Auch die Nationale Akademie der Wissenschaften Leopoldina hat angesichts des dynamischen Corona-Infektionsgeschehens sofortige umfassende Kontaktbeschränkungen gefordert. „Unmittelbar wirksam ist es aus medizinischer und epidemiologischer Sicht, die Kontakte von Beginn der kommenden Woche an für wenige Wochen deutlich zu reduzieren“, heißt es in einer am Samstag veröffentlichten Stellungnahme. „Aufgrund der nachlassenden Immunität müssten diese Maßnahmen vorübergehend auch für Geimpfte und Genesene gelten, die in dieser Zeit eine Auffrischungsimpfung erhalten müssen.“
In Berlin gelten seit Samstag bereits schärfere Coronaregeln. Damit haben zu den meisten Geschäften nur noch Geimpfte und Genesene Zutritt. Ein negatives Testergebnis reicht nicht mehr. Ausgenommen sind unter anderem Supermärkte, Drogerien und Apotheken. Der Einzelhandel erwartet infolge der Verschärfung deutliche Umsatzeinbußen. „Wir verzeichnen bereits Frequenzrückgänge“, sagte der Hauptgeschäftsführer des Handelsverbands Berlin-Brandenburg, Nils Busch-Petersen. Er rechne mit Umsatzeinbußen von 15 bis 30 oder 40 Prozent.

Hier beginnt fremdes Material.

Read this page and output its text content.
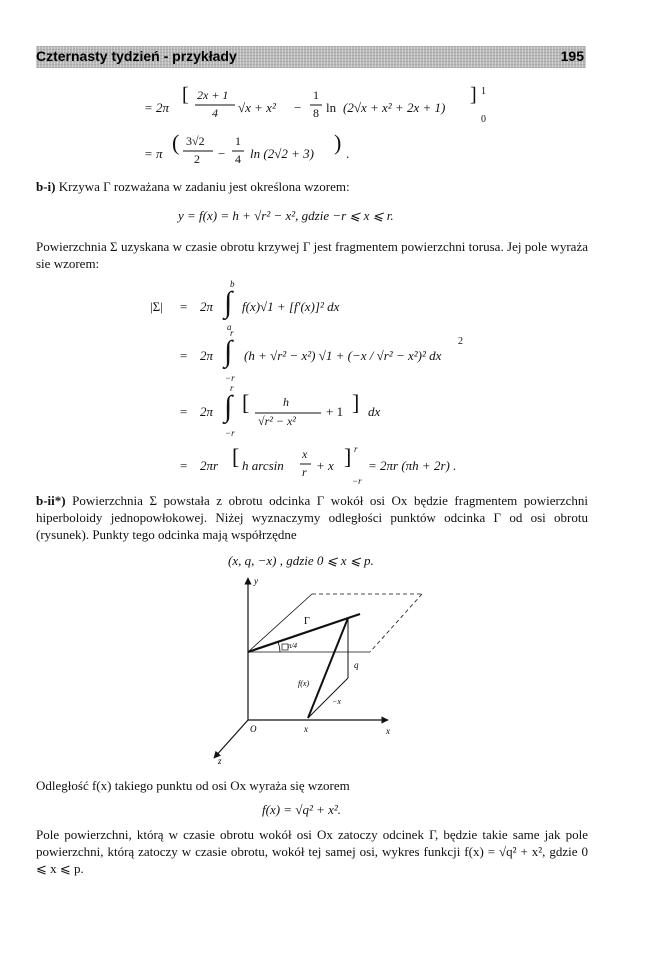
Czternasty tydzień - przykłady	195
= 2π
[ 2x + 1
4 √x + x² −
1
8 ln (2√x + x² + 2x + 1)
] 1
0
= π ( 3√2
2 −
1
4 ln (2√2 + 3) ) .
b-i) Krzywa Γ rozważana w zadaniu jest określona wzorem:
y = f(x) = h + √r² − x², gdzie −r ⩽ x ⩽ r.
Powierzchnia Σ uzyskana w czasie obrotu krzywej Γ jest fragmentem powierzchni torusa. Jej pole wyraża sie wzorem:
|Σ| = 2π
b
∫
a
f(x)√1 + [f′(x)]² dx
= 2π
r
∫
−r
(h + √r² − x²) √1 + (−x / √r² − x²)² dx
2
= 2π
r
∫
−r
[	h
√r² − x²
+ 1 ] dx
= 2πr [ h arcsin
x
r + x ] r
−r
= 2πr (πh + 2r) .
b-ii*) Powierzchnia Σ powstała z obrotu odcinka Γ wokół osi Ox będzie fragmentem powierzchni hiperboloidy jednopowłokowej. Niżej wyznaczymy odległości punktów odcinka Γ od osi obrotu (rysunek). Punkty tego odcinka mają współrzędne
(x, q, −x) , gdzie 0 ⩽ x ⩽ p.
y
x
z
O
Γ
π/4
q
f(x)
−x
x
Odległość f(x) takiego punktu od osi Ox wyraża się wzorem
f(x) = √q² + x².
Pole powierzchni, którą w czasie obrotu wokół osi Ox zatoczy odcinek Γ, będzie takie same jak pole powierzchni, którą zatoczy w czasie obrotu, wokół tej samej osi, wykres funkcji f(x) = √q² + x², gdzie 0 ⩽ x ⩽ p.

Zugleich erneuerte Busch-Petersen seine Kritik an der Umsetzung der 2G-Regel wegen der Folgen für die Beschäftigten: „Die Mitarbeitenden müssen die Hilfspolizei geben und bei der Kontrolle die Konfrontationen mit Kunden aushalten.“ Außerdem bestehe die Gefahr, dass es durch die Kontrollen am Eingang zu Gedränge und längeren Wartezeiten komme. Am Samstag war dies zeitweise an einigen größeren Geschäften auf Einkaufsstraßen wie dem Tauentzien oder der Schloßstraße in Berlin-Steglitz zu beobachten.
Weihnachtsmärkte auch für Ungeimpfte
Anders als in Brandenburg dürfen die Weihnachtsmärkte in Berlin vorerst weiter öffnen. Wie schon zuvor gilt für die Besucher Maskenpflicht. Manche Veranstalter setzen auf 2G-Regeln, auf anderen Märkten haben auch Ungeimpfte Zutritt.

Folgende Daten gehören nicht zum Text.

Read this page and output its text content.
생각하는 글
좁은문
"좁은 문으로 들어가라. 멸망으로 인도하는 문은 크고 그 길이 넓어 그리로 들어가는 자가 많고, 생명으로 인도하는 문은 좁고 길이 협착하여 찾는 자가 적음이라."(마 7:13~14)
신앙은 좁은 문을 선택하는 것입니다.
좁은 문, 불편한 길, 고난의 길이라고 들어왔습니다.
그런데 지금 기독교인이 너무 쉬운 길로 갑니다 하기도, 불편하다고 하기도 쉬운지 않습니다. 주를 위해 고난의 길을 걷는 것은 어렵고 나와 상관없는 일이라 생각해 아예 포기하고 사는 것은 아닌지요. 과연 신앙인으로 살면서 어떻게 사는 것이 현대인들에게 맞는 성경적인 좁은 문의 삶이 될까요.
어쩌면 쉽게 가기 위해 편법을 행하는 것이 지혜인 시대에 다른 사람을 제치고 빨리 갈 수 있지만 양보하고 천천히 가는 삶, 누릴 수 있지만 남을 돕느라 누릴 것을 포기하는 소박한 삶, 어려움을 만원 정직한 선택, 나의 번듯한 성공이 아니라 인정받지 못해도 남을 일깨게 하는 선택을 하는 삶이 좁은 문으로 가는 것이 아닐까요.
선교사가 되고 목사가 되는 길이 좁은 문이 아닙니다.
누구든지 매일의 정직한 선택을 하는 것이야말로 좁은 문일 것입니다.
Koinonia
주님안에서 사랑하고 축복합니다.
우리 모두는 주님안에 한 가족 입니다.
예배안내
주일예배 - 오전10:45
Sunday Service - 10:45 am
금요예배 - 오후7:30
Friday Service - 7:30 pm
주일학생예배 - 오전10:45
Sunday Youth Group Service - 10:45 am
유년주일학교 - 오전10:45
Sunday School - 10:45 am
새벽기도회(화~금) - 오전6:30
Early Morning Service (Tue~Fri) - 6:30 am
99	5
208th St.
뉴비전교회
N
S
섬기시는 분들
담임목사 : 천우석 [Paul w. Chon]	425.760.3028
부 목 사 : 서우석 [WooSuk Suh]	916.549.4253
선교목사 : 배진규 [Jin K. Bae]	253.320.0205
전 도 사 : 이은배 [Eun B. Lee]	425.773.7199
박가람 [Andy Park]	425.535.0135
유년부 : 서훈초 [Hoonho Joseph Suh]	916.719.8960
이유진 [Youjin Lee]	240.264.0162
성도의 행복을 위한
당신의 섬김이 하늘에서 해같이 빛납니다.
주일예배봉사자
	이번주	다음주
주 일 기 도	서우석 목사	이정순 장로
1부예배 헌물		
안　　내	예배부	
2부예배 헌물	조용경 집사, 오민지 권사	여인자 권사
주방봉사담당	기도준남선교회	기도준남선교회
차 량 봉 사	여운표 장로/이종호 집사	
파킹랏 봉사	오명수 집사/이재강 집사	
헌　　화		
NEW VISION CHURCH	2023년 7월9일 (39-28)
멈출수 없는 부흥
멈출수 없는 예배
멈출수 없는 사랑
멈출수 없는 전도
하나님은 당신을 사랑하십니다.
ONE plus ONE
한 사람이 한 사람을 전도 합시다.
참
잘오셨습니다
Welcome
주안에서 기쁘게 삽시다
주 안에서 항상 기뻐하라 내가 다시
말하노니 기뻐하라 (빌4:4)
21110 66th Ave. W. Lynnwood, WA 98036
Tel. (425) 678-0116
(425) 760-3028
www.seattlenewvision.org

Nach dem täglichen Lagebericht des Senats gab es in Berlin bisher insgesamt 5.488.941 Impfungen. 68,9 Prozent der Menschen gelten als vollständig geimpft, 71,5 Prozent haben eine erste Impfung erhalten. Derzeit werden die Impfkapazitäten in der Hauptstadt wieder hochgefahren.

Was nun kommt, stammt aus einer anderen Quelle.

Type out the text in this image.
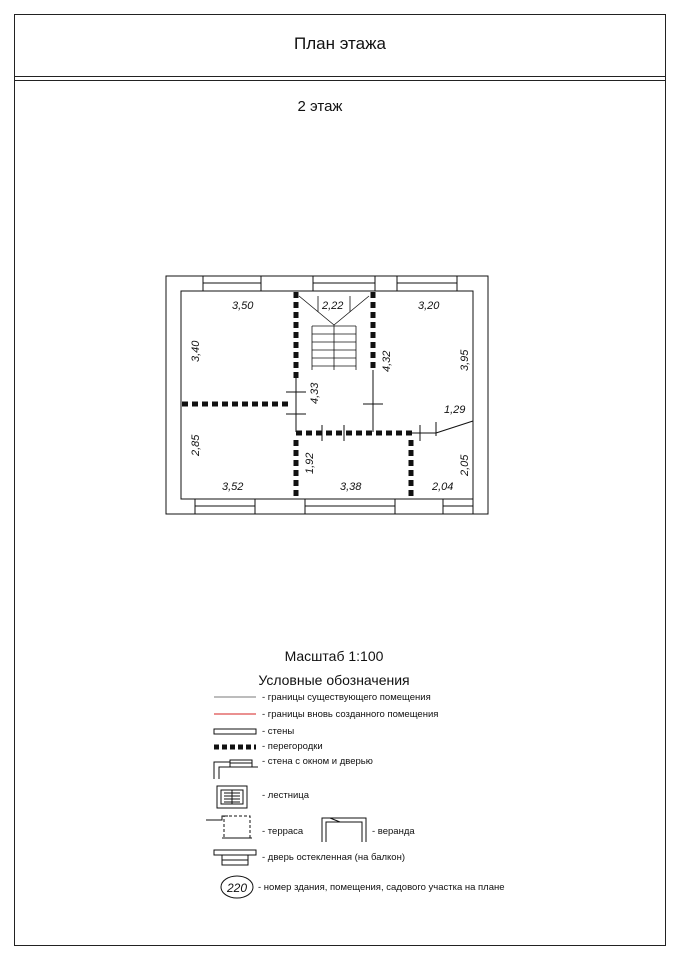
План этажа
2 этаж
3,50
3,40
2,22
4,33
4,32
3,20
3,95
1,29
2,85
3,52
1,92
3,38	2,04
2,05
220
Масштаб 1:100
Условные обозначения
- границы существующего помещения
- границы вновь созданного помещения
- стены
- перегородки
- стена с окном и дверью
- лестница
- терраса	- веранда
- дверь остекленная (на балкон)
- номер здания, помещения, садового участка на плане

Der Projektleiter der Corona-Impfzentren, Albrecht Broemme, bezeichnete in diesem Zusammenhang die Absage der Grünen Woche in Berlin als Chance, weil das Impfzentrum in der Messe bestehen bleiben kann. Infolgedessen seien täglich etwa 3.000 Impfungen mehr gegen das Coronavirus möglich. „Ab Mitte, Ende Dezember können wir das dann bieten, weil dann der Ausbau des ICC abgeschlossen sein wird“, sagte Broemme dem RBB-Inforadio am Samstag. Eigentlich sollte das Impfzentrum für Großveranstaltungen wie die Landwirtschaftsmesse ins ICC weichen. Die Aufbauarbeiten im ICC laufen bereits. Nach dem Aus für die Grüne Woche wird es nun aber beide Impfzentren geben.
Schlangen vor den Impfzentren
Broemme zeigte sich zugleich erleichtert darüber, dass Berlin auch in der ruhigeren Phase der Coronapandemie zwei der insgesamt sechs Impfzentren nicht geschlossen hat. Nun ginge es darum, Impfprozesse zu optimieren und die Durchlaufzeit für die jeweiligen Impflinge zu verkürzen. Bei den Impfstellen ist die Nachfrage in den vergangenen Tagen gestiegen, immer wieder sind Warteschlangen zu beobachten. So mussten etwa Menschen ohne Termin am Samstag am Impfzentrum Tegel bis zu vier Stunden warten, wie ein dpa-Reporter schilderte.
In den Berliner Impfstellen wird der Biontech-Impfstoff seit Samstag im wesentlichen nur noch an Menschen unter 30 Jahren und an Schwangere verabreicht. Hintergrund ist eine Begrenzungen bei Bestellmengen für den Biontech-Impfstoff, über die die Länder in einem Schreiben des Bundesgesundheitsministeriums informiert worden waren. Dafür soll bei den Auffrischungsimpfungen vermehrt das Präparat von Moderna zum Einsatz kommen.